Continuing my obsession with reading up on homebrew CPU projects, I found this incredible blog. Instead of just presenting the completed design, Dawid has presented intermediate posts about his project in progress, detailing some of the choices and techniques he had to make along the way. As is true of most projects like this, it’s hard to know how to get started and gain enough traction to make progress, and details like this can be really helpful and really inspiring.
Addendum: For instance, I’ve been considering writing a gate level simulator (writing code is something I feel comfortable doing) rather than spending huge amounts of time learning Verilog or VHDL. It is somewhat reassuring that Dawid apparently did the same thing.

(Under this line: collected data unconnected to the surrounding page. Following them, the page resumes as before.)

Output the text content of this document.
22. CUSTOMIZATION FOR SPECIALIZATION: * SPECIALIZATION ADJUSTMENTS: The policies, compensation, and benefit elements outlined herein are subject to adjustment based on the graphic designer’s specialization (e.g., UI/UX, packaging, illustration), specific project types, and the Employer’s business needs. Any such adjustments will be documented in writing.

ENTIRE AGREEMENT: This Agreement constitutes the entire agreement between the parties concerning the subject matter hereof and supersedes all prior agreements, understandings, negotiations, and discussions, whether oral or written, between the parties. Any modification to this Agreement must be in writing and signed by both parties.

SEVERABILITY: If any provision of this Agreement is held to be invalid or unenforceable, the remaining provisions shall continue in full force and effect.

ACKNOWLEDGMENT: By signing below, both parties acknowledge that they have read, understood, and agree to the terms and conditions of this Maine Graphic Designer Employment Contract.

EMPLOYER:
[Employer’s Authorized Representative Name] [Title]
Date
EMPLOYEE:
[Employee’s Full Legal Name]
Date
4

Very interesting.
You could always try logisim. I’ve implemented most of DLX (using the pipeline from Hennessy and Patterson, though I may add another stage for memory accesses that require two cycles) in that particular simulator, so it’s definitely up to the task.
(Why DLX? Because it’s so close to MIPS that you could theoretically port ucLinux to it with very little effort. And that would be awesome for a homebrew CPU.)
Hi Mark.
Building a CPU from scratch is really satisfying. The best moment is when you see your first instruction run.
I’ve left a link to my site for some background. In my case, I worked from Tanenbaum’s computer architecture book. I wrote my own microcode assembler, assembler and Pascal compiler. The CPU is built on a digilent fpga board.
My goal was just to see what a dedicated hobbyist could accomplish. Getting something like Linux running was not so important for me. Basically, the issue was where to draw the line. For example, you may want a compiler. So you’ll either write one from scratch, or port one, or make your CPU match another so you don’t have to solve the compiler problem. Well if you make your CPU match another, then you may think it makes more sense to BUY the existing CPU so you don’t have to build it…
Very soon, you think you should just run linux on a PC and you’re done!